# My phone has a seizure every time I get a text



## CC16177 (Dec 29, 2011)

So every time I get a text message or certain other notifications my phone vibrates this short very strong vibrate and the screen wakes up... How do I disable this?

I don't care too much about the vibrate although it isn't the vibrate I selected for my notification... my main concern is that it wakes my screen up and I would prefer if it didn't.

I've searched the settings and can't find it but more than likely i'm just missing it so I need someone to point me in the right direction.

Thanks!


----------



## Thrillhouse847 (Jul 24, 2011)

Look in the lock screen menu in settings. There is an option called "pop up note on lock screen" which sounds like it might be what you're looking for.

Sent from my SCH-I605


----------



## CC16177 (Dec 29, 2011)

Unfortunately that didn't fix my problem but I love you anyways because I just figured out how to set my phone to only lock after 5 minutes of screen off rather than immediately...

But I still wanna know how to prevent my phone from waking up when I get a text... Someone has to know!

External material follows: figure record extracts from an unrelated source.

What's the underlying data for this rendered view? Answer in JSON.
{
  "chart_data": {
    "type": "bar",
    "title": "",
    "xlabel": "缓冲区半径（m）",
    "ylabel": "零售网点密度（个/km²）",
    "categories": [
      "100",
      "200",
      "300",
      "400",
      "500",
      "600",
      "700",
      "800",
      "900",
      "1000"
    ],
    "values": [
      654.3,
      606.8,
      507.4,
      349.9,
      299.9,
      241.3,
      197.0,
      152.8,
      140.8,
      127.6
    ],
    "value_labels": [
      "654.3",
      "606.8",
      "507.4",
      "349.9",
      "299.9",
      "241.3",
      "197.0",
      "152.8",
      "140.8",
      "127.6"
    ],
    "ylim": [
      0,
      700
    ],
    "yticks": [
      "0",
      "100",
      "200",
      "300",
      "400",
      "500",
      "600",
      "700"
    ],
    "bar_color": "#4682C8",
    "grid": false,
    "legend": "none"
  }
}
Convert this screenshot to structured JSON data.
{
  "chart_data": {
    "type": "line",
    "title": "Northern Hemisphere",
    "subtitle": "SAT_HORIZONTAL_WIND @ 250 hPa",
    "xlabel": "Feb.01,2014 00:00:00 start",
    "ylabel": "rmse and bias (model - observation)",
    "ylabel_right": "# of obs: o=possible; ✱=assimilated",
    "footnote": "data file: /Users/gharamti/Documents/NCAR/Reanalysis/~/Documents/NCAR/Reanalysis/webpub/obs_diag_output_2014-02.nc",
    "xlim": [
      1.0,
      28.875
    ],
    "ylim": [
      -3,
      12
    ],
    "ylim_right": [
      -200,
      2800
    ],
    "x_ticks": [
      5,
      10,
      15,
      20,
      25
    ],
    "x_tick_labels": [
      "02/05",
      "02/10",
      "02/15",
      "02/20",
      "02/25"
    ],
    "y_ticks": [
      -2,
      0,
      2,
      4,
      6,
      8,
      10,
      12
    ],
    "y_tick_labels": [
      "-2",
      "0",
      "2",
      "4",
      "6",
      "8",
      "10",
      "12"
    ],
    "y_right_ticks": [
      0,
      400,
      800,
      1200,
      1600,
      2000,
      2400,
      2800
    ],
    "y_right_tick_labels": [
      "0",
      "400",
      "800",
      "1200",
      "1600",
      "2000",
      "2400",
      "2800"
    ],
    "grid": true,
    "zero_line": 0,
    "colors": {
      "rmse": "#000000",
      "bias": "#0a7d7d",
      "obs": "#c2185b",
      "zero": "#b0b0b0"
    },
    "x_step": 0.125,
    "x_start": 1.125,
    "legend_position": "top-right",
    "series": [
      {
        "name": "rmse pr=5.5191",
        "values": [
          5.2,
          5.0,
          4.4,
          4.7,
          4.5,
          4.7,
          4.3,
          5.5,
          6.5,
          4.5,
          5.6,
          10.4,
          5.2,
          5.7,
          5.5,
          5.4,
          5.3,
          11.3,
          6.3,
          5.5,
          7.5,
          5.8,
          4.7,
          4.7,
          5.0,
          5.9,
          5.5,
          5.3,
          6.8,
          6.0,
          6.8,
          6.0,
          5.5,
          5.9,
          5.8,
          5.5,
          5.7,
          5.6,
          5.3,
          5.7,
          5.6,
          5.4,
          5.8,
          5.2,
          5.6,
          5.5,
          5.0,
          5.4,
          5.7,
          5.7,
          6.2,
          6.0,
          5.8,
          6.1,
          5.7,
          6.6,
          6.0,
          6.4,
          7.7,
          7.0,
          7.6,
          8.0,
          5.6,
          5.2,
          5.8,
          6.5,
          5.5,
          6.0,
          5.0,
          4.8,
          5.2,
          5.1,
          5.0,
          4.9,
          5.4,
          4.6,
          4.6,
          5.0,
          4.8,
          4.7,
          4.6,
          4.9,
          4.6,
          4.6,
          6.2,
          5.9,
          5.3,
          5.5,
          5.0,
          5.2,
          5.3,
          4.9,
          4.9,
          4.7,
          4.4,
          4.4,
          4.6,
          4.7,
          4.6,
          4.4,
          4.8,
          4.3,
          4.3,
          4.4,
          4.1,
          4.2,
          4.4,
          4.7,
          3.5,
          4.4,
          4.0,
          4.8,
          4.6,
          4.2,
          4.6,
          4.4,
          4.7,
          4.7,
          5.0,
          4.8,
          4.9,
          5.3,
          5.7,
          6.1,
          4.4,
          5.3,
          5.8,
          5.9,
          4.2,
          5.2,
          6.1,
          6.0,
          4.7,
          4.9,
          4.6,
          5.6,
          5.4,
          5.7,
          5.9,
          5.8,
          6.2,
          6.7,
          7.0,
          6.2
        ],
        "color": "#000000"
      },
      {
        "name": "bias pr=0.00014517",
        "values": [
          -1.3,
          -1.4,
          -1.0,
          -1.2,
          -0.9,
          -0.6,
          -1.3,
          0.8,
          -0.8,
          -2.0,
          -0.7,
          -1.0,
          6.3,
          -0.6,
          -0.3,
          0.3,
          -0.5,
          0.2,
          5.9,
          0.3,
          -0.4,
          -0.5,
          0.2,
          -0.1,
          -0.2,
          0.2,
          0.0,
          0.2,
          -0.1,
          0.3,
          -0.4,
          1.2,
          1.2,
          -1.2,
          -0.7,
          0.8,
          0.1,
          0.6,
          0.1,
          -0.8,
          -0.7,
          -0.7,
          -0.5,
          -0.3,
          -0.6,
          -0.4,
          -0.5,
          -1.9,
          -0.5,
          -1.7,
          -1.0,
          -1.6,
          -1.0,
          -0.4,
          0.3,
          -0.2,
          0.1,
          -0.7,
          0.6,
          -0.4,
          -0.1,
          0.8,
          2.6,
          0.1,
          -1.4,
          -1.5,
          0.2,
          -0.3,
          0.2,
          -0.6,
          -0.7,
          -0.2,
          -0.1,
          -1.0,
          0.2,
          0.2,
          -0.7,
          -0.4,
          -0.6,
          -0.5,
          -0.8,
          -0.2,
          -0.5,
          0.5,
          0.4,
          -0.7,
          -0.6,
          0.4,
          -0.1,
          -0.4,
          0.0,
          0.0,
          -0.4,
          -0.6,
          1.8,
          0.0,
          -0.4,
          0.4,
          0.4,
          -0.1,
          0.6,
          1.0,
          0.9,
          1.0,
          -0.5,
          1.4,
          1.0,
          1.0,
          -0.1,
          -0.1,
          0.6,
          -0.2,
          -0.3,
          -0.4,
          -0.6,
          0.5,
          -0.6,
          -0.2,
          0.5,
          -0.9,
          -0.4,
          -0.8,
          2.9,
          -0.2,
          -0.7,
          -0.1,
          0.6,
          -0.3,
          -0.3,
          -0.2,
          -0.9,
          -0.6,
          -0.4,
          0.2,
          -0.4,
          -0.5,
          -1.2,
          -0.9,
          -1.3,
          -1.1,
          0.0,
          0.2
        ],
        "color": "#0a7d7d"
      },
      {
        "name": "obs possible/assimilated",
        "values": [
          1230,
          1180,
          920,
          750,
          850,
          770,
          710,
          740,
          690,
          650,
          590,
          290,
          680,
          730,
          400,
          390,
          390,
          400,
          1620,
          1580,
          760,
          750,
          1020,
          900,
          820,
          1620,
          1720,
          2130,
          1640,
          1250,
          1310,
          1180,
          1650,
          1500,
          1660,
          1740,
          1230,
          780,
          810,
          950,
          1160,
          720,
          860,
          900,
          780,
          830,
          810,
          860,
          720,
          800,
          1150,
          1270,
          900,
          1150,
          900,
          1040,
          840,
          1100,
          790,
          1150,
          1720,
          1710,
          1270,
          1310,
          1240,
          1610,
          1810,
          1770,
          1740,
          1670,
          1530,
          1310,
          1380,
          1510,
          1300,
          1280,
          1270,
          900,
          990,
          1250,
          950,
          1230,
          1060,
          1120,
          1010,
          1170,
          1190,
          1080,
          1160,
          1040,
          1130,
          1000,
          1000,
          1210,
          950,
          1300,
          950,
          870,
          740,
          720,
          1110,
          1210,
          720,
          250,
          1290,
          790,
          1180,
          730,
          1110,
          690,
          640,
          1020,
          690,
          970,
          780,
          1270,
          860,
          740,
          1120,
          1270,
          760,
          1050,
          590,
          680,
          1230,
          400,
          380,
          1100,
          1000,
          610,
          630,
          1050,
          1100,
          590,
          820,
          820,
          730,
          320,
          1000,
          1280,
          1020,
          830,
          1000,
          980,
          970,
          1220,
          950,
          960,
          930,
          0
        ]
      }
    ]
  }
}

Sent from my SCH-I605 using Tapatalk 2


----------



## kxs783kms (Jul 18, 2011)

CC16177 said:


> Unfortunately that didn't fix my problem but I love you anyways because I just figured out how to set my phone to only lock after 5 minutes of screen off rather than immediately...
> 
> But I still wanna know how to prevent my phone from waking up when I get a text... Someone has to know!
> 
> Sent from my SCH-I605 using Tapatalk 2


Open up messages. Click menu> settings> and scroll down to the Notification Settings section and uncheck "Vibrate." Under it, it says "Also vibrate when notified. "


----------



## CC16177 (Dec 29, 2011)

kxs783kms said:


> Open up messages. Click menu> settings> and scroll down to the Notification Settings section and uncheck "Vibrate." Under it, it says "Also vibrate when notified. "

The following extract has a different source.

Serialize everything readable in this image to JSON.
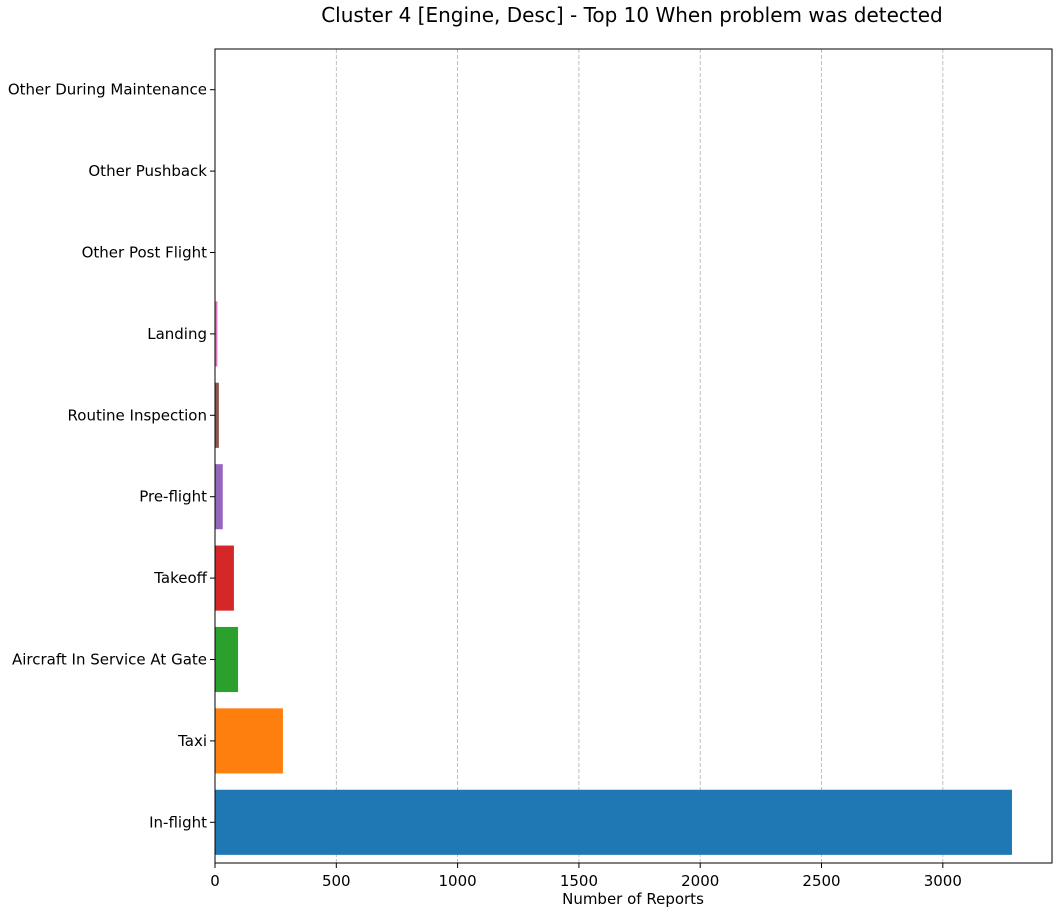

Well that got me halfway there. Now I don't get the annoying vibrate but the screen still comes on when I receive a text... I'll have to mess with the settings some more.

Sent from my SCH-I605 using Tapatalk 2


----------



## kxs783kms (Jul 18, 2011)

CC16177 said:


> Well that got me halfway there. Now I don't get the annoying vibrate but the screen still comes on when I receive a text... I'll have to mess with the settings some more.
> 
> Sent from my SCH-I605 using Tapatalk 2


Try Settings> Motion> and uncheck "Smart Alert" feature or "Quick Glance", which turns your screen on when you reach for it. (*If you have this on.*)


----------



## CC16177 (Dec 29, 2011)

kxs783kms said:


> Try Settings> Motion> and uncheck "Smart Alert" feature or "Quick Glance", which turns your screen on when you reach for it. (*If you have this on.*)


Nope... I had both of those unselected... I very much appreciate the suggestions though keep em comin' if you have more lol


----------



## kxs783kms (Jul 18, 2011)

CC16177 said:


> Nope... I had both of those unselected... I very much appreciate the suggestions though keep em comin' if you have more lol


I'm all tapped out..lol


----------



## DaRkL3AD3R (Aug 6, 2011)

I'm thinking it's a bug and it will get fixed in 4.1.2.

I hope...

There is no setting to disable it by the way. This has been discussed by a lot of people and no one has a proper solution yet.


----------